REVIEW: ZOMBIE APOCALYPSE! – HORROR HOSPITAL / AUTHOR: MARK MORRIS / PUBLISHER: ROBINSON / RELEASE DATE: OUT NOW
Stephen Jones’ Zombie Apocalypse trilogy was an anarchic and subversive treat for living dead fanatics. The plot focussed on the ‘New Festival of Britain’, a satirical quip at the state of a country gone to pot. Built over the site of a South London church, the New Festival released contaminated fleas which re-animated the dead and infected the living. Cue zombies.
Mark Morris’ Horror Hospital is as much a companion piece to Jones’ trilogy as it is its own self-contained story arc. Again the New Festival of Britain is the focal point, set in the near future with subtle historic and speculative differences; no 2012 Olympic Games and the Trafalgar Square massacre.
Set over a nine hour period, the novel is somewhere between a thriller and pulp. The chapters, identified by the change in character and time listings, present a well-paced narrative, allowing the reader to experience the unfolding infection. The black and white pictures throughout the novel, however, are as cheap-looking as they are unnecessary.

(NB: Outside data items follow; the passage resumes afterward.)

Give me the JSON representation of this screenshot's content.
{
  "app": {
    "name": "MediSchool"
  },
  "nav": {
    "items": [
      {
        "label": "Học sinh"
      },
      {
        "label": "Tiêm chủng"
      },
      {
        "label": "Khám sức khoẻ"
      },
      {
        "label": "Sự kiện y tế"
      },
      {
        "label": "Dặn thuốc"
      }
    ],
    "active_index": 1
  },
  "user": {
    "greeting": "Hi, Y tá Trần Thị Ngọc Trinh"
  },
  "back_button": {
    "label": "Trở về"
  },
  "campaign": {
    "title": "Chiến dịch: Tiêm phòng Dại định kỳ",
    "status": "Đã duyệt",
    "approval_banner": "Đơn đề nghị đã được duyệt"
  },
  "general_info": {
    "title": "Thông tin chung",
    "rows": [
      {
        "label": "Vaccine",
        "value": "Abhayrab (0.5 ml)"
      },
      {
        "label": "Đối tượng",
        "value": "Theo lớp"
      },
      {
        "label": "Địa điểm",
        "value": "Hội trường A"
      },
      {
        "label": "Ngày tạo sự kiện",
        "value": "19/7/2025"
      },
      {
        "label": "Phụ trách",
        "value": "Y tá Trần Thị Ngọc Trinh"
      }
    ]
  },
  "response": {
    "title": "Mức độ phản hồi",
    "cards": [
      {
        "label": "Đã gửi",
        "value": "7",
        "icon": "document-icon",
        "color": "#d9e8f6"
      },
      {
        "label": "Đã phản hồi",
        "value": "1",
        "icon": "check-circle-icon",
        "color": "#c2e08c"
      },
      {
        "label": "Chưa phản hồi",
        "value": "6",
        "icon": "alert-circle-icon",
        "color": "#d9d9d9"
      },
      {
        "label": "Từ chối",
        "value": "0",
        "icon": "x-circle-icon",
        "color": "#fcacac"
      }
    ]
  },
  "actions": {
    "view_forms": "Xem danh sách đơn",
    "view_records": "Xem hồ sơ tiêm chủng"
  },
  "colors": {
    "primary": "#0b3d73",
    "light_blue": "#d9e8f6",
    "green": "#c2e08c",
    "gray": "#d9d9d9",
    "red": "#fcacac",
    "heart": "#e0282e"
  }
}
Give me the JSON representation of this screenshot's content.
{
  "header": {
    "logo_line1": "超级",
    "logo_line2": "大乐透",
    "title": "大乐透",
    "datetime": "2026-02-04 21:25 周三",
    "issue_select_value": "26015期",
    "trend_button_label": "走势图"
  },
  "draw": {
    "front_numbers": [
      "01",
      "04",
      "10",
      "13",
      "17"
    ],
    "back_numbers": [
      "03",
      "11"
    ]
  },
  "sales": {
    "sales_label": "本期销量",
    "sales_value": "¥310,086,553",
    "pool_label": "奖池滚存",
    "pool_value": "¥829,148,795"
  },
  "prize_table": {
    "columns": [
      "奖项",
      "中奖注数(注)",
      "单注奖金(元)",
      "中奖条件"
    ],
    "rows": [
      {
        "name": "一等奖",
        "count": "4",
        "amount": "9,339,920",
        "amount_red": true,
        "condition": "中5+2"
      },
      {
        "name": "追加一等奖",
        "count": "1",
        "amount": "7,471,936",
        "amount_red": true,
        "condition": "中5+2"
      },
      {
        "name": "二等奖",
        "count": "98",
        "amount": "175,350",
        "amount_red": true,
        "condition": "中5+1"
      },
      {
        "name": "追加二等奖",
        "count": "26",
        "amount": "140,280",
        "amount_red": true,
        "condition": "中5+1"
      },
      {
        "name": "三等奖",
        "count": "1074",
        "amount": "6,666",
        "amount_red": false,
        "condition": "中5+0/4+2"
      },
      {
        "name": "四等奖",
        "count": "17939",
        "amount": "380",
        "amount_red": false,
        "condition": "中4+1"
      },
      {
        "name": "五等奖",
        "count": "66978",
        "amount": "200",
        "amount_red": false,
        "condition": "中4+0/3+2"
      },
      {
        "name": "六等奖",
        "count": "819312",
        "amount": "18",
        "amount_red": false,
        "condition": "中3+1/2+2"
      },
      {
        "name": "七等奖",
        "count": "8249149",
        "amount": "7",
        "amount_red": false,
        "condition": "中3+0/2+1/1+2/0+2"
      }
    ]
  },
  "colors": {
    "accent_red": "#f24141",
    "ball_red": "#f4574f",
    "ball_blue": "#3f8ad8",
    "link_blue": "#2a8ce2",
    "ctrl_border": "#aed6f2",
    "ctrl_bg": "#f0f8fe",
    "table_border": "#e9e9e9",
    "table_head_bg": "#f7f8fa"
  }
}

In typical Stephen King fashion, disparate characters are brought together. Cat Harris is one of the standouts, a steadfast nurse at the titular ‘horror’ Lewisham University hospital. Gill is also a pretty complex and endearing character. Morris, surprisingly, has a knack for writing believable women, but why he feels the need to tell the reader the extent of Gill’s sagging breasts remains a mystery.
The majority of the other characters, including the corned beef-gobbling Vince, are little more than parodies. The ‘gangster’ characters in particular seem more informed by urban dictionaries than by actual observations. The novel would have been altogether tighter and more entertaining without the gangland aspect, which just seems to point the finger rather than objectively representing.
The novel presents an honest, if nihilistic, portrait of London. It’s politically charged with diatribes on NHS cuts and the coalition government. While these rants are infused with vitriol, it doesn’t take the reader too far outside of the narrative. The zombie itself seems to be a metaphor to explore Britain’s political climate.
The hospital setting taps into the reader’s instinctive fears of death, decay and ageing, it’s understandably a tried and tested locale. Indeed there’s a medical and pornographic preoccupation with violence, taken to farcical extremes. The most engaging zombie stories are character driven, but Horror Hospital often opts for the easy way out.
Thomas Moreby, however, is the book’s greatest folly, he’s pure pantomime with a whiff of Darren Shan about him. It’s a shame, there are some great passages throughout which gives insight into how good a novel it could have been.
While the zombie subgenre remains most prominently a visual medium, be it TV, film or video games, the Zombie Apocalypse novels prove that the living dead are just as effective in prose. While Morris is inconsistent and preoccupied with discharge and fishy metaphor, Horror Hospital is a biting satire and an entertaining read despite its flaws.